The changing roles of women and men in the family and fertility regulation: some labour policy aspects
In: Family and population. Proceedings of the "Scientific Conference on Family and Population," Espoo, Finland, May 25-27, 1984, edited by Hellevi Hatunen. Helsinki, Finland, Vaestoliitto, 1984. 62-83.There is growing evidence that labor policies, such as those advocated by the International Labor Organization (ILO), promote changes in familial roles and that these changes in turn have an impact on fertility. A conceptual model describing these linkages is offered and the degree to which the linkages hypothesized in the model are supported by research findings is indicated. The conceptual model specifies that: 1) as reliance on child labor declines, through the enactment of minimum age labor laws, the economic value of children declines, and parents adopt smaller family size ideals; 2) as security increases for the elderly, through the provision of social security and pension plans, the elderly become less dependent on their children, and the perceived need to produce enough children to ensure security in old age is diminished; and 3) as sexual equality in job training and employment and the availability of flexible work schedules increase, sexual equality in the domestic setting increases, and women begin to exert more control over their own fertility. ILO studies and many other studies provide considerable evidence in support of these hypothesized linkages; however, the direction or causal nature of some of the associations has not been established. Development levels, rural or urban residence, and a number of other factors also appear to influence many of these relationships.
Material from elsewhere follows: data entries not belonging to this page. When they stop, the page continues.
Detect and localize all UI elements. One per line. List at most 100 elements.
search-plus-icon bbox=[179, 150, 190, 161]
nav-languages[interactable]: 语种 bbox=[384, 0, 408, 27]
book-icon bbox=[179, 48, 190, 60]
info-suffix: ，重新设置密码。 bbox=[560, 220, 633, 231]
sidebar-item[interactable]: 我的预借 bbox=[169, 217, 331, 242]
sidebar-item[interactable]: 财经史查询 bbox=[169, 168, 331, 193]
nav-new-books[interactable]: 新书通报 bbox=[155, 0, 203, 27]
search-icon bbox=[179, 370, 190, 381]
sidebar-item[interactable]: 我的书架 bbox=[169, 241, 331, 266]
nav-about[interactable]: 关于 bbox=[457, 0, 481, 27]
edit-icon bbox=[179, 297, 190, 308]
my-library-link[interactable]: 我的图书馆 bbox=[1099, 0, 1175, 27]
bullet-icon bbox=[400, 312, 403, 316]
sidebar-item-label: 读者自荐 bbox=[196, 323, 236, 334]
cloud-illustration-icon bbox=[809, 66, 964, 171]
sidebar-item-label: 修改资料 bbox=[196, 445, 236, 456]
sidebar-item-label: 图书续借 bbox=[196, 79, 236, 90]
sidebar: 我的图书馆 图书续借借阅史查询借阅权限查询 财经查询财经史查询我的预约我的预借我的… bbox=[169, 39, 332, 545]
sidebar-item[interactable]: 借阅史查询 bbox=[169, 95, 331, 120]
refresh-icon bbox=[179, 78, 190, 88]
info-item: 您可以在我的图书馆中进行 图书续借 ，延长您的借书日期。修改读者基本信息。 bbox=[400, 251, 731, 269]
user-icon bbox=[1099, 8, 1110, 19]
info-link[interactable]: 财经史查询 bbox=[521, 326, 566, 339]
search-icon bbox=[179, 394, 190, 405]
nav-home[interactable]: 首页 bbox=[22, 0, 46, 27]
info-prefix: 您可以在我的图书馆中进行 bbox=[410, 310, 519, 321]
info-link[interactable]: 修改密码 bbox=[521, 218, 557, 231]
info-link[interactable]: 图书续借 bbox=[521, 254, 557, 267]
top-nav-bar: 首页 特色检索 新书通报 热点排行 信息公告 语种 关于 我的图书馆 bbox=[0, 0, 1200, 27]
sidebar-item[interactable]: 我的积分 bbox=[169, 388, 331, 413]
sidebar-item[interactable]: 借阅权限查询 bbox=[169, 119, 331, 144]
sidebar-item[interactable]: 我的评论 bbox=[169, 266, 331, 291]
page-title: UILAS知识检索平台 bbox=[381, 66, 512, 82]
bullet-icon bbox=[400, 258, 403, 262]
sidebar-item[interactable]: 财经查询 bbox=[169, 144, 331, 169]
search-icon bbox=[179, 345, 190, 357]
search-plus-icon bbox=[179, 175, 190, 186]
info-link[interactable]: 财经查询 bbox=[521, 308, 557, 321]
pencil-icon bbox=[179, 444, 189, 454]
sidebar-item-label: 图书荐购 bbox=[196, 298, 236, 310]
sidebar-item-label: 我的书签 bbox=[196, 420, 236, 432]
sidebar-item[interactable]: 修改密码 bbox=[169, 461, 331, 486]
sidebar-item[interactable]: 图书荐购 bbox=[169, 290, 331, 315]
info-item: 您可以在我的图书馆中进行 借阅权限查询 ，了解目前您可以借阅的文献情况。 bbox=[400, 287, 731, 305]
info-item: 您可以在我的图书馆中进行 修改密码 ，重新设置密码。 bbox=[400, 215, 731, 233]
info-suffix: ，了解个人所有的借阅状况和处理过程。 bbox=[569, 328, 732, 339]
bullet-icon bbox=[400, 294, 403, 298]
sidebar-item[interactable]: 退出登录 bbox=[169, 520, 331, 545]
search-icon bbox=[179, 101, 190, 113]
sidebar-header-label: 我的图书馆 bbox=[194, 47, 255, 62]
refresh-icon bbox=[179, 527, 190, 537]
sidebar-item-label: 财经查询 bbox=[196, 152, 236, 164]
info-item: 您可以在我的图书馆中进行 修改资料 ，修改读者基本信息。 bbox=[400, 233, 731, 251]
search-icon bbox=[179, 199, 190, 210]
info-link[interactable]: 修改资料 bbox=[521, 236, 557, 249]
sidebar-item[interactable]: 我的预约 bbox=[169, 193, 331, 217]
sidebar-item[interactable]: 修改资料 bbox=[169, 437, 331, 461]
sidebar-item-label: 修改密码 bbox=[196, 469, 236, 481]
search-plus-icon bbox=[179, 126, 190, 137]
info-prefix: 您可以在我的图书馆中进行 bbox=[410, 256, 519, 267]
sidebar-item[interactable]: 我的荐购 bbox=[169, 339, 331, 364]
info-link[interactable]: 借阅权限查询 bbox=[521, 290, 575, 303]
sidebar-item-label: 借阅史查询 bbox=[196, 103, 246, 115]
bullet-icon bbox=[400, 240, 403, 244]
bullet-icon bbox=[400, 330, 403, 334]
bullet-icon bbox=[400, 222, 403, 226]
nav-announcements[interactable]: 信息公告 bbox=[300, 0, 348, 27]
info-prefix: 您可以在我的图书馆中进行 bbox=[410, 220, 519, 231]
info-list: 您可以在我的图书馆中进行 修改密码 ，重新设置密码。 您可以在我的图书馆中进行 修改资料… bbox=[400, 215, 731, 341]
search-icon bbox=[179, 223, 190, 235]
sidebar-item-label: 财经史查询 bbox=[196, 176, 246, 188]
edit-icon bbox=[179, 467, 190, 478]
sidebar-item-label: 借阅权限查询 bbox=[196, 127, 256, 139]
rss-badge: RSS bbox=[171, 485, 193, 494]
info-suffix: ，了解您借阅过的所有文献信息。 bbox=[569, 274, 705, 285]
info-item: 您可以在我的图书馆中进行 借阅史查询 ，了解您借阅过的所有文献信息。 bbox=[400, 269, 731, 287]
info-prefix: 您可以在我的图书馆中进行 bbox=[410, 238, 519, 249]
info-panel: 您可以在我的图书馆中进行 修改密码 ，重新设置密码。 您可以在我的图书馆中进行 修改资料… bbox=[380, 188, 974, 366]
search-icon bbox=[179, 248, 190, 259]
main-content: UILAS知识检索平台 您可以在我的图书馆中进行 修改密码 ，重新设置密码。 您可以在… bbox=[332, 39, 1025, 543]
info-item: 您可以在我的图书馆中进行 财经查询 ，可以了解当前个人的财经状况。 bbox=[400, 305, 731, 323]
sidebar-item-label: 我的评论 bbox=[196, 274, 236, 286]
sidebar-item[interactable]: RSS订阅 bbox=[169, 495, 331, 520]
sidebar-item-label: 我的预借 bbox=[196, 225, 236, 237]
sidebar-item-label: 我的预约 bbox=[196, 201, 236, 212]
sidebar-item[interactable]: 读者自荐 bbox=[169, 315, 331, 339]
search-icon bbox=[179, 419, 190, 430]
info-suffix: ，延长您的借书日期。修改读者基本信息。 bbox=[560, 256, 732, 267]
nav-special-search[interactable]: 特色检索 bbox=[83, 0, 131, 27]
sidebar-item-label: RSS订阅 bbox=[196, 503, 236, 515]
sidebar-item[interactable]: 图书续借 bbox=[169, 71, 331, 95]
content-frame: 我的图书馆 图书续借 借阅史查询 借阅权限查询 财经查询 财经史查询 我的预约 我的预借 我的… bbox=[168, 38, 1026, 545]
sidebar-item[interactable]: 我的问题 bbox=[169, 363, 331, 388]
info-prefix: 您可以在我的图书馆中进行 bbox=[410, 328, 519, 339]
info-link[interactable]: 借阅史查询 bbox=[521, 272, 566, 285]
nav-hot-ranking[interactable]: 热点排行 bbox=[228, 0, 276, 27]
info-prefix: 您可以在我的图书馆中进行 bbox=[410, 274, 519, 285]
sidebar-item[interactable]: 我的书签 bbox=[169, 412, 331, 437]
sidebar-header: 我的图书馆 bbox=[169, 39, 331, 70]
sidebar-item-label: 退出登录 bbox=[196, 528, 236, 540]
Overall, the growing body of evidence accords well with ILO programs and instruments which promote: 1) the enactment of minimum age work laws to reduce reliance on child labor, 2) the establishment of social security systems and pension plans to promote the economic independence of the elderly, 3) the promotion of sexual equality in training programs and employment; 4) the promotion of the idea of sexual equality in the domestic setting; and 5) the establishment of employment policies which do not unfairly discriminate against workers with family responsibilities.